Scorecard and ball-by-ball details
After the boom at Eden Park, swiftly came the bust. Five days on from Australia's world-record T20 chase, New Zealand opted to set a target again; this time, after an excellent bowling display on a less-frisky surface, the requirement over 120 balls was almost 100 runs fewer. D'Arcy Short capped an excellent debut series by crunching his second T20I fifty and the match descended into a hit'n'gurgle as the rain swept in for a second time.
That Australia did not have to resort to the spectacular with the bat was down to a canny display with the ball. Where 32 sixes had streaked the Auckland skies when these two teams met in the group, the tally barely managed double-figures in the final. Short dismissively swatted three early on to ease Australia on to the front foot as they hunted down a fifth successive win that gave them the trophy as well as taking them second in the ICC rankings - a remarkable turnaround, given they started the month languishing at No. 7.
The T20 tri-series is a new-ish innovation but defeat for New Zealand followed a familiar script. In a variety of multi-team tournaments, including most recently at the 2015 World Cup, Australia have held the whip hand over their Trans-Tasman neighbours: their record now 12 wins in a row in finals going back to 1981.
Despite a flinty innings from Ross Taylor, New Zealand's decision to bat first abruptly back-fired. Striving for a suitably stratospheric score to challenge a powerful Australia line-up, they lost wickets throughout the innings - only two partnerships, the first and the ninth, managed more than 18 runs. Kane Williamson had perhaps been hoping a used pitch would break up further for his spinners to exploit, but New Zealand's batting cracked first, with Ashton Agar particularly impressive in taking career-best figures.
David Warner successfully muzzled the New Zealand innings with 16 bowling changes and then helped establish a base for the chase, Australia's openers combining for 72 in eight overs. Short was the more aggressive, striking two rapier straight drives and then hoisting Trent Boult for the first six in the fifth over; he cleared the ropes twice more in the next, off Tim Southee, as Australia finished the Powerplay comfortably set on 55 without loss.

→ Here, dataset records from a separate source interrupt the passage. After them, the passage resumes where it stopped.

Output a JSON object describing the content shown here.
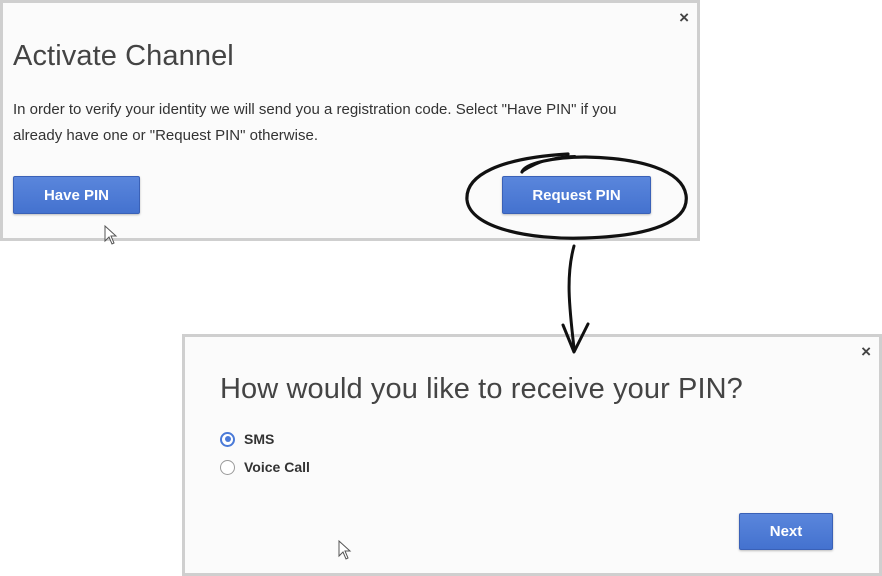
{
  "activate_dialog": {
    "title": "Activate Channel",
    "message": "In order to verify your identity we will send you a registration code. Select \"Have PIN\" if you already have one or \"Request PIN\" otherwise.",
    "have_pin_label": "Have PIN",
    "request_pin_label": "Request PIN",
    "close_glyph": "×"
  },
  "pin_dialog": {
    "title": "How would you like to receive your PIN?",
    "options": [
      {
        "label": "SMS",
        "selected": true
      },
      {
        "label": "Voice Call",
        "selected": false
      }
    ],
    "next_label": "Next",
    "close_glyph": "×"
  },
  "colors": {
    "button_blue": "#4a78d6",
    "annotation": "#111111",
    "dialog_border": "#cfcfcf"
  }
}
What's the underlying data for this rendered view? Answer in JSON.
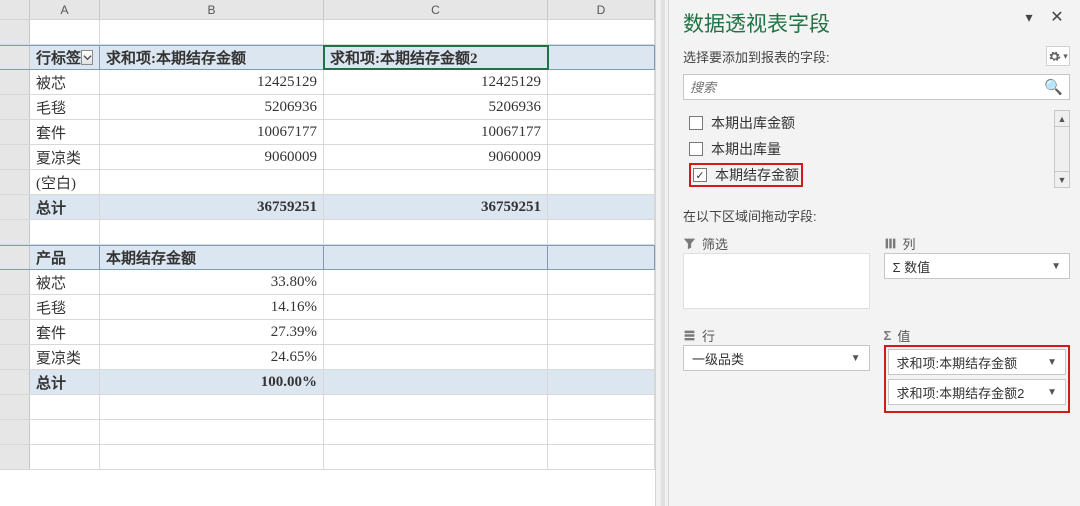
{
  "columns": [
    "A",
    "B",
    "C",
    "D"
  ],
  "pivot1": {
    "headers": {
      "row_label": "行标签",
      "sum1": "求和项:本期结存金额",
      "sum2": "求和项:本期结存金额2"
    },
    "rows": [
      {
        "label": "被芯",
        "v1": "12425129",
        "v2": "12425129"
      },
      {
        "label": "毛毯",
        "v1": "5206936",
        "v2": "5206936"
      },
      {
        "label": "套件",
        "v1": "10067177",
        "v2": "10067177"
      },
      {
        "label": "夏凉类",
        "v1": "9060009",
        "v2": "9060009"
      },
      {
        "label": "(空白)",
        "v1": "",
        "v2": ""
      }
    ],
    "total": {
      "label": "总计",
      "v1": "36759251",
      "v2": "36759251"
    }
  },
  "pivot2": {
    "headers": {
      "prod": "产品",
      "amt": "本期结存金额"
    },
    "rows": [
      {
        "label": "被芯",
        "pct": "33.80%"
      },
      {
        "label": "毛毯",
        "pct": "14.16%"
      },
      {
        "label": "套件",
        "pct": "27.39%"
      },
      {
        "label": "夏凉类",
        "pct": "24.65%"
      }
    ],
    "total": {
      "label": "总计",
      "pct": "100.00%"
    }
  },
  "pane": {
    "title": "数据透视表字段",
    "subtitle": "选择要添加到报表的字段:",
    "search_placeholder": "搜索",
    "fields": [
      {
        "label": "本期出库金额",
        "checked": false
      },
      {
        "label": "本期出库量",
        "checked": false
      },
      {
        "label": "本期结存金额",
        "checked": true,
        "highlight": true
      }
    ],
    "drag_hint": "在以下区域间拖动字段:",
    "zones": {
      "filter": "筛选",
      "columns": "列",
      "rows": "行",
      "values": "值",
      "col_chip": "Σ 数值",
      "row_chip": "一级品类",
      "val_chips": [
        "求和项:本期结存金额",
        "求和项:本期结存金额2"
      ]
    }
  }
}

A short rain delay allowed New Zealand to regroup and although they removed Short after he had completed a 28-ball fifty, it was near-impossible to build pressure in the field. Warner was bowled by Ish Sodhi and Agar, promoted to No. 3, fell to a stumping against fellow left-armer Mitchell Santner; had a wild slog from Glenn Maxwell gone to hand a couple of balls later, New Zealand might have had some leverage.
Even as the game slipped away, their commitment in the field remained impressive. Williamson almost ran out Aaron Finch with an elastic, sliding pick-up-and-throw from mid-off, while Mark Chapman performed a relay catch on the rope to deny Finch six after he had latched on to a Santner no-ball.
Maxwell and Finch had taken Australia within range, needing just 30 from 32 balls, when a second, heavier shower swept through. With Duckworth-Lewis-Stern looming in the gloaming, most of the crowd had disappeared disappointed into the night when the umpires finally decided at around 10.40pm that no further play would be possible.
It was always going to be a struggle to match the fireworks of Friday but New Zealand did get off to a rapid start through Martin Guptill and Colin Munro once again. A frenetic opening featured several boundaries, although timing the ball on a worn surface looked a little harder, and New Zealand had 48 on the board inside five overs when Billy Stanlake made the breakthrough, Guptill toe-ending a blow down the ground straight to Warner at mid-off.
Munro was next to go, mistiming another big shot to the edge of the ring, and Australia began to make regular inroads. Williamson and Chapman managed a boundary apiece before falling in the space of three balls to Agar, who was the only bowler to deliver consecutive overs. Agar also removed the powerful Colin De Grandhomme, who was tempted to hit across the line to the longer boundary, and when Santner fell first ball pulling at AJ Tye, New Zealand had lost 6 for 45.
With Warner changing things up relentlessly, Australia presented a moving target. Tim Seifert was flummoxed by a Marcus Stoinis yorker and Southee under-clubbed another boundary catch, but Sodhi at least managed to hang around alongside Taylor for a few overs to give the scorecard some respectability. New Zealand managed to save face, but saving the match was beyond them.